I was very lost on that for a while, it was quite surprising to see the value '0' in my tests while I was very careful to generate the data without it, and even tried to implement that in different ways. I think shrinking is a great feature, but I got bitten hard this time... Shouldn't there be some more care to prevent something like that?

rickynils commented 7 years ago

This is a known limitation of ScalaCheck, shrinking will not always respect the generator bounds.

You can add a pre-condition to you property with ScalaCheck's implication operator (==>) to avoid this if you like. That would also make it clear that your implementation has a pre-condition that needs to be satisfied before using it.

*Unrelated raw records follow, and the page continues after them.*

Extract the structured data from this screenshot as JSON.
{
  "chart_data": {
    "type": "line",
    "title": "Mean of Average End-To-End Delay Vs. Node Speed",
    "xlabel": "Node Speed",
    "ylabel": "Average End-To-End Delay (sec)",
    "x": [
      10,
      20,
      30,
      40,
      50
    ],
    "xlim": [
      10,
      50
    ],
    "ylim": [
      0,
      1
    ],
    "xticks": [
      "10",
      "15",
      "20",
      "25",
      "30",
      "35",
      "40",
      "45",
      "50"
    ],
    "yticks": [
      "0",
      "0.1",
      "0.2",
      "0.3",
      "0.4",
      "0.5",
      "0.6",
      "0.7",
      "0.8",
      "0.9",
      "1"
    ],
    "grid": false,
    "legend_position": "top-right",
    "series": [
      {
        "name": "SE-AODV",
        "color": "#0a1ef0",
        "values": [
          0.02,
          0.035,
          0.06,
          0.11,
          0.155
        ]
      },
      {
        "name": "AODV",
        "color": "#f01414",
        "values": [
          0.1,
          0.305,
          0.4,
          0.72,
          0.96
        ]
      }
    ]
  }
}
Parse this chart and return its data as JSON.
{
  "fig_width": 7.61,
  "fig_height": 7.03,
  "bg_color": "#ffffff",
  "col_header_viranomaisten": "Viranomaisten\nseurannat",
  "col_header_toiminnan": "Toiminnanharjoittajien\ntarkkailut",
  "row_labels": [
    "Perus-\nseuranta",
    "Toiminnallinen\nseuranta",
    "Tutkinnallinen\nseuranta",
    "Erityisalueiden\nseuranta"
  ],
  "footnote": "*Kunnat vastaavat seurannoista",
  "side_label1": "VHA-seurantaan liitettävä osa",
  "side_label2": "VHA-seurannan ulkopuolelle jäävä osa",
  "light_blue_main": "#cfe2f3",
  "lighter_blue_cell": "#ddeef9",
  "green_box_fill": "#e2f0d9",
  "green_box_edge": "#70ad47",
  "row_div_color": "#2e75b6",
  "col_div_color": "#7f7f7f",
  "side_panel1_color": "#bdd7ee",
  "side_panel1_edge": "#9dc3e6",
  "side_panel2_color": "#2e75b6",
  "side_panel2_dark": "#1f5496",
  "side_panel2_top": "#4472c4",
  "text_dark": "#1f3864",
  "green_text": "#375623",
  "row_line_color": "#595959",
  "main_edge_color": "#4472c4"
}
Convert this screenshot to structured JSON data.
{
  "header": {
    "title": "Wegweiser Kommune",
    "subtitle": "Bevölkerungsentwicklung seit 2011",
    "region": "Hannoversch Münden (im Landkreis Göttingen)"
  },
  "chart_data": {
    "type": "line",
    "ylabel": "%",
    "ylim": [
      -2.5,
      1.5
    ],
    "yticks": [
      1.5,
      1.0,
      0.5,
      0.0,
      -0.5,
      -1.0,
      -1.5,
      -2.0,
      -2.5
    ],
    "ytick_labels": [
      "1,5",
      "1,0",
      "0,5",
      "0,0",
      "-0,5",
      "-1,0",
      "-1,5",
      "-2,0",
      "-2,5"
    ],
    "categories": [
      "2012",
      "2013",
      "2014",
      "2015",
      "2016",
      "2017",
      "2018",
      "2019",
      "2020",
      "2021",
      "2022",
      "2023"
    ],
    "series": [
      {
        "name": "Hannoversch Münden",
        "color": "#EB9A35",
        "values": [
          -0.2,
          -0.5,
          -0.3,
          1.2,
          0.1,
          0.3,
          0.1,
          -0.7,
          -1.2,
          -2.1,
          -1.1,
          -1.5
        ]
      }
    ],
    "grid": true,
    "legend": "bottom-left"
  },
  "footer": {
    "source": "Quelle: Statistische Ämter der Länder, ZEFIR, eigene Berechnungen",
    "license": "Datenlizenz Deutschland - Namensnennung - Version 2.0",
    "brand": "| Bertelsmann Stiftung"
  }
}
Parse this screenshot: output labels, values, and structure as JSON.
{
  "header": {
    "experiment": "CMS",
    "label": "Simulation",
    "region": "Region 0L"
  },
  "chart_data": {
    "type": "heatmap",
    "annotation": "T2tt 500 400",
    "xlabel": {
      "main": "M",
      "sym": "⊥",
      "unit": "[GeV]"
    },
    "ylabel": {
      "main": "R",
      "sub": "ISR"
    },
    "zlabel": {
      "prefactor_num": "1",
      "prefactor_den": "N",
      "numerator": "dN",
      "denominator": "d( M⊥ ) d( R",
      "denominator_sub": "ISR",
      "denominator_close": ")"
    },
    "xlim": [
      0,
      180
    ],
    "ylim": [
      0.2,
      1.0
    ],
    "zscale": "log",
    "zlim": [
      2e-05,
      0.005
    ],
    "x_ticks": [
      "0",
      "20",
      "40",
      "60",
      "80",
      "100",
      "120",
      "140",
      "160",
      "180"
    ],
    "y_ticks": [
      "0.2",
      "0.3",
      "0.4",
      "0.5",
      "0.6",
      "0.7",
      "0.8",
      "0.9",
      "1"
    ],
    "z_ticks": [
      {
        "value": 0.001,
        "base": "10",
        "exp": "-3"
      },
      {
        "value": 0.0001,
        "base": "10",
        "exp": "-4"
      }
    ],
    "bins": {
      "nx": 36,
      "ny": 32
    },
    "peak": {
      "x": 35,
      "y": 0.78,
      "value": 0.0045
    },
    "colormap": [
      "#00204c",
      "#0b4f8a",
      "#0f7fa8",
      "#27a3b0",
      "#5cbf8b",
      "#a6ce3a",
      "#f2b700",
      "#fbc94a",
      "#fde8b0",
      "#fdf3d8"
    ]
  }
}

nlw0 commented 7 years ago

Thanks. I ended up writing a Shrink and "specializing" my Ints using a case class (because I don't know how to use stuff like refined types), but I am definitely interested in learning how to use the library better and try something like that. I don't mean to be a whiny user, and shrinking actually helped me to find a bug in my code later. I understand it is difficult to implement this, and I've been thinking about the whole problem of generating the data while supporting the constraints. I noticed the whole process, both generating and filtering, could be implemented as a kind of Markov-chain Monte Carlo, where samples are generated by transforming other valid samples instead of always filtering something much more general. You would have a "Mutate" like a "Shrink", and go on applying transforms that would be more likely within the constraints, until you stop and produce a new sample. That might make sampling more efficient in some cases. Have you ever considered something like that?

kevin-lee commented 7 years ago

@rickynils Could you please tell me if this will be fixed to always respect the generator bounds or it is an intended behavior so will remain as is?

This is a known limitation of ScalaCheck, shrinking will not always respect the generator bounds.

rickynils commented 7 years ago

@Kevin-Lee I consider it something that should eventually be fixed, but it might require larger changes in ScalaCheck, and no one is currently working on this.

charleso commented 5 years ago

A suggested fix: https://github.com/rickynils/scalacheck/pull/440 (but it might be very controversial)

rodant commented 5 years ago

I run in similar issues and after struggling a little bit I found this thread here. Using forAllNoShrink helped and after the tests were running successfully, I tried again forAll and the issue didn't show up anymore!!! This nondeterministic behavior is really annoying. I hope someone take care of this please.

ashawley commented 5 years ago

I tried again with forAll and the issue didn't show up anymore!!!

Yes, it only disables the shrinking on failures. If the test passes, then there's no shrinking.